Some useful quotes below the video:


"Our hypothesis (that we've been testing for the last 45 years) is that bioenergetic dysfunction lies at the nexus of the genetic and environmental "causes"; and that the "common-complex" diseases are bioenergetic diseases, and not anatomical diseases." 7:07.
"Now each cell has hundreds of thousands of these mitochondrial DNAs, and they're constantly replicating inside your cells right now. And if you doubt that they're active and vital in there, talking to each other; tonight when it's very very quiet and your spouse is not snoring if you just concentrate you'll feel them wiggling in there." 16:49 
Discussing cells with different mitochondrial genotypes from mutation and division:
"Some with good mitochondrial DNAs and high energy, some with bad mitochondrial DNAs and low energy, and if it's below the minimum energy for that tissue, then you will get a phenotype. The equivalent of a biological, a metropolitan brownout. So if there was a line voltage decline in LA, all the electrical systems wouldn't fail at one time. The first thing that would go would be the fluorescent light bulbs, then certain elevators, then certain electrical motors, but the incandescent light bulbs would just get dimmer and dimmer.  
"Well the same is true for your body. Different parts of your body rely on energy to different extents, so as the energy declines, you're going to get organ-specific symptoms of a systemic defect." 17:35 
Noting the wild variation in expression between mitochondrial defects:
"If you inherit that from your mother you're fine until midlife, and then you'll lose your hearing (sensory-neural hearing loss). But if you get treated by aminoglycoside antibiotics, you'll go deaf within a week. OK? Mutation in the tRNA leucine gene, another protein synthesis mutation at 3243; at 30 % mutant will give you diabetes, 50% mutant give your neuromuscular disease, 100% mutant and you are dead." 18:55 
He goes on with many more examples.
"So we have a quantitative genetics with totally different clinical phenotypes." 20:15 
Tissue-specific Symptomatology
"So why would there be tissue-specific symptomatology? Well because different tissues rely on mitochondrial energy for different extents [sic]... [Examples] ...So in fact when you think energetically, much of anatomy is about energetics, not anatomy." 21:12
"The take-home lesson"
"If the, in fact, the cells are sick, they cannot undergo apoptosis, then the mitochondria are released into the bloodstream, and they are perfectly good bacteria, and you're going to get inflammation. And that's why we believe all of these diseases have an inflammatory component." 23:54

He doesn't discuss my favorite topic, the impact of omega-6 fats on mitochondria and therefore health, but it fits nicely with his hypothesis.
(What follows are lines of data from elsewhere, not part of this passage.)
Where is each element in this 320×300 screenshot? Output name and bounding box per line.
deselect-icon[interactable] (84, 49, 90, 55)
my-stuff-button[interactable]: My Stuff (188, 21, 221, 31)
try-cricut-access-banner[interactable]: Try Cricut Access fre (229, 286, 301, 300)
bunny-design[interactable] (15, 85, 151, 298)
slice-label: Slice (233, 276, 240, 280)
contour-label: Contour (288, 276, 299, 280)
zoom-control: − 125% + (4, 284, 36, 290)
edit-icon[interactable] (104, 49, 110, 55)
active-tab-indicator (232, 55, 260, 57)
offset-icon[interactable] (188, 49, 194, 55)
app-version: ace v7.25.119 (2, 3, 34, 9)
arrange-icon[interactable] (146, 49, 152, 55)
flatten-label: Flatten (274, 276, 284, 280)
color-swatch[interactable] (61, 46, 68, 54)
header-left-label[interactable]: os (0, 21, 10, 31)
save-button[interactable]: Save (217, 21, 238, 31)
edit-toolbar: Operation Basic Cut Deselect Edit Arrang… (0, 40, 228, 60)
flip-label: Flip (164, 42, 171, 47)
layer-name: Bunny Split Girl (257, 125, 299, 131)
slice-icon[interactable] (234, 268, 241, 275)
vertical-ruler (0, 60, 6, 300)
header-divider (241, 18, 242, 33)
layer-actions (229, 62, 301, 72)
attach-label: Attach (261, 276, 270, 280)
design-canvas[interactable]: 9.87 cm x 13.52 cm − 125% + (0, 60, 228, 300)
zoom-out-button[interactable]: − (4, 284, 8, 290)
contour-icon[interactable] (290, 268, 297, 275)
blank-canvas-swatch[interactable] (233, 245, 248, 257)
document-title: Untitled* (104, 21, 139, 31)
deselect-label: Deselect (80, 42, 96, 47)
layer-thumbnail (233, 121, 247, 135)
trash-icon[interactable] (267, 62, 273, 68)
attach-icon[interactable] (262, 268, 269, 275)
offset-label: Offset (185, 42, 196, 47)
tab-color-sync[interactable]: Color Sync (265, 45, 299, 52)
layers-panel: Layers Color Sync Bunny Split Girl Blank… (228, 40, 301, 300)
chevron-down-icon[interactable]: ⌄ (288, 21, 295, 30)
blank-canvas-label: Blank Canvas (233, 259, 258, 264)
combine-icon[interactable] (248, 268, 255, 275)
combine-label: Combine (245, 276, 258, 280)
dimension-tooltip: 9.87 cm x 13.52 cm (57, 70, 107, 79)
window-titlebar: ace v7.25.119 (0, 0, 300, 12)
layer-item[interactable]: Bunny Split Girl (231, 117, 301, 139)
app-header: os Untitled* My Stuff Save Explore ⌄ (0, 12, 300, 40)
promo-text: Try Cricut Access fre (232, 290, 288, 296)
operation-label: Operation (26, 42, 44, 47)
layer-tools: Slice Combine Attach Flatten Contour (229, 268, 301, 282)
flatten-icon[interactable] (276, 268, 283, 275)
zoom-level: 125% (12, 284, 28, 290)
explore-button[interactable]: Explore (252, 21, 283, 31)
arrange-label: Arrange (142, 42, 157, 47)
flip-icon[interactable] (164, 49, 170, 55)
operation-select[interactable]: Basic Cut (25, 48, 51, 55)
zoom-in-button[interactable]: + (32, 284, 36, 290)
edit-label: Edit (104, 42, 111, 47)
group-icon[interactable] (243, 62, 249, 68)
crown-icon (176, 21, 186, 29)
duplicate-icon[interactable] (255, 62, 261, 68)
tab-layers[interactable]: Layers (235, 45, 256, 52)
For instance, the part of mitochondria that causes the immune reaction and inflammation he describes is cardiolipin released with oxidized linoleic acid into the blood stream. [2]

Do watch the whole thing!



1. A Mitochondrial Etiology of Common Complex Diseases. UCLA CTSI; 2017. https://www.youtube.com/watch?v=1aCHrHwm_AI. Accessed December 20, 2019.

2. Tuominen Anu, Miller Yury I., Hansen Lotte F., Kesäniemi Y. Antero, Witztum Joseph L., Hörkkö Sohvi. A Natural Antibody to Oxidized Cardiolipin Binds to Oxidized Low-Density Lipoprotein, Apoptotic Cells, and Atherosclerotic Lesions. Arteriosclerosis, Thrombosis, and Vascular Biology. 2006;26(9):2096-2102. doi:10.1161/01.ATV.0000233333.07991.4a

2 comments:

  1. Hey Tucker,

    Great summary. I wrote down the slides and key points when I watched it circa July 2018 into this Google Doc. Thought you might get some use out of it for reference.